The ASN nuclear safety authority had announced in June an extension of the safety radius to 20 kilometres (12 miles) of each plant, up from 10 kilometres set in 2016, when some 375,000 households were prescribed the pills.
The watchdog said Tuesday that affected residents will receive a letter in the coming days with a voucher to collect stable iodine tablets from pharmacies, as well as information on what to do in case of a nuclear accident.
“If radioactive iodine is released into the environment, taking stable iodine is one of the most effective ways of protecting the thyroid,” the ASN said in a statement.
The thyroid, which produces hormones regulating the body's metabolism, is particularly at risk from cancer caused by exposure to radioactive iodine released in nuclear accidents.
On the same day, but not linked to the distribution of the Iodine pills, Energy giant EDF announced that it recognized manufacturing problems on six active nuclear reactors in France, but they were still deemed “fit for use”.
“At this stage of the technical instruction on these components, EDF considers that the discrepancies noted do not call into question the service suitability of the equipment and do not require immediate treatment”, read the EDF statement.
The reactors were in the power stations Blayais, Bugey, Fessenheim, Dampierre-en-Burly and Paluel (see map below).
Also on Wednesday a nuclear reactor at the Flamanville palnt in Normandy had to be shut down due to traces of corrosion having been spotted on back-up systems.
France gets the bulk of its electricity from nuclear generators.
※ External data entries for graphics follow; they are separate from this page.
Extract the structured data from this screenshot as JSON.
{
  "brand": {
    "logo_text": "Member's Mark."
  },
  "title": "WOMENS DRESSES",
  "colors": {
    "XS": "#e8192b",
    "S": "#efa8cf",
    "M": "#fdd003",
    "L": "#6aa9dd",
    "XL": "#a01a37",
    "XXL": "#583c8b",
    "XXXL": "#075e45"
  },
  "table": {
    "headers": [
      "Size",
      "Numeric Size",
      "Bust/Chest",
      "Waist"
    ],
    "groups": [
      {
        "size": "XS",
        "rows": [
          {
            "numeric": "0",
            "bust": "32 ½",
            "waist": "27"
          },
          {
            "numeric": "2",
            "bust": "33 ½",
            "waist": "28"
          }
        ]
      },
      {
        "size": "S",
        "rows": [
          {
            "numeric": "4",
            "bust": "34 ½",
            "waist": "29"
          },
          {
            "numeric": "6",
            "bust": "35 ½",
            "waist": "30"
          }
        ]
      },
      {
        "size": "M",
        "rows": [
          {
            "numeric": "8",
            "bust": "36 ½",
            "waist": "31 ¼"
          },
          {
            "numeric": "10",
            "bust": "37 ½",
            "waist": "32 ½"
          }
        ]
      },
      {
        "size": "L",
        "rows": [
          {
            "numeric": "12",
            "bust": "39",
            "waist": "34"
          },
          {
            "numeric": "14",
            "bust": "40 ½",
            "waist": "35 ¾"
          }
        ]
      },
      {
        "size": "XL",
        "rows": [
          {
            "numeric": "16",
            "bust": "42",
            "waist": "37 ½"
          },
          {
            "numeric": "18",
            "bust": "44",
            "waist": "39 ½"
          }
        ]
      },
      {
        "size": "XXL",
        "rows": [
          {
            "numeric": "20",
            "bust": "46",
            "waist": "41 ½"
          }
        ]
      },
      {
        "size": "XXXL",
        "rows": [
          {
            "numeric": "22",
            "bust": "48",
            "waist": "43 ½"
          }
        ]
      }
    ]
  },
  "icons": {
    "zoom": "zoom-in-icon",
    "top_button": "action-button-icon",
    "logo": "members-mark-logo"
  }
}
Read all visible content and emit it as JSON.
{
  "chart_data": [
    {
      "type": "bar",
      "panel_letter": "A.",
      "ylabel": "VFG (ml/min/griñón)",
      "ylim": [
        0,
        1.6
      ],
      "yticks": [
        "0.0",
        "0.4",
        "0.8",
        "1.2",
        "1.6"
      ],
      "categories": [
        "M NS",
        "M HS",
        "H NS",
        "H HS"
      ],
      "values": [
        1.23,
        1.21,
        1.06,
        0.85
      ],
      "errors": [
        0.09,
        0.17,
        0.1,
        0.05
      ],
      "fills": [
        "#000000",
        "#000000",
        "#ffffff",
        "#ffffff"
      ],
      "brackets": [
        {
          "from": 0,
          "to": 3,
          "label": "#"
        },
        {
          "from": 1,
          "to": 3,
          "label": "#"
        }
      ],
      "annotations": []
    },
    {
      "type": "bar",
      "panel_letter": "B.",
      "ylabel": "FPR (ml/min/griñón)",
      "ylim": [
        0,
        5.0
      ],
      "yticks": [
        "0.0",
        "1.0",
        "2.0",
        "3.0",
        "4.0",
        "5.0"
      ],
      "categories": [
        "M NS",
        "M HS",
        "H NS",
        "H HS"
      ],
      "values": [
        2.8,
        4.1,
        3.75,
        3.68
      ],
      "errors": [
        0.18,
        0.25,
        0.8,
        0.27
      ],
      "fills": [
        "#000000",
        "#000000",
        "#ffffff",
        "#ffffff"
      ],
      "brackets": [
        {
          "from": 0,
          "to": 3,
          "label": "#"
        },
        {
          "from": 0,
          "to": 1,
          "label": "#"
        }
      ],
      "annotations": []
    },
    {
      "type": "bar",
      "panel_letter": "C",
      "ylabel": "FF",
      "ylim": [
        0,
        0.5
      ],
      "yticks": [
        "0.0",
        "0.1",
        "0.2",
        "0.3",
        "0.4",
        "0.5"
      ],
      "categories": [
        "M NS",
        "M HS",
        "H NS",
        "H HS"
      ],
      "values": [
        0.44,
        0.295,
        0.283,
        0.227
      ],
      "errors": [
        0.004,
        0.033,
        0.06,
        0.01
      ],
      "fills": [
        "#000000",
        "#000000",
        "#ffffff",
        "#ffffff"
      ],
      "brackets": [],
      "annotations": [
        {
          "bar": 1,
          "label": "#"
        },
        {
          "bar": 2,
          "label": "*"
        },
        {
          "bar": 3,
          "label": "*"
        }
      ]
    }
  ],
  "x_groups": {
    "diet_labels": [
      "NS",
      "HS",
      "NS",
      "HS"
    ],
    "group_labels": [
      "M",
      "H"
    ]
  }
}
It is the world's most nuclear-dependent country, though it has pledged to cut its reliance on nuclear power, largely by shutting down its oldest reactors.
In 2014, flooding at its oldest plant, in Fessenheim near the German and Swiss borders, forced an emergency reactor shutdown. Anti-nuclear activists have long called for the shuttering of Fessenheim, which has been in operation since 1977.
The first new-generation nuclear power plant in the country's north, originally set to go online in 2012, has been hit by huge cost overruns and manufacturing problems, and is not expected to be ready until 2022.
Also targeted in the expanded campaign will be schools, businesses and shops within the enlarged radius, the ASN said.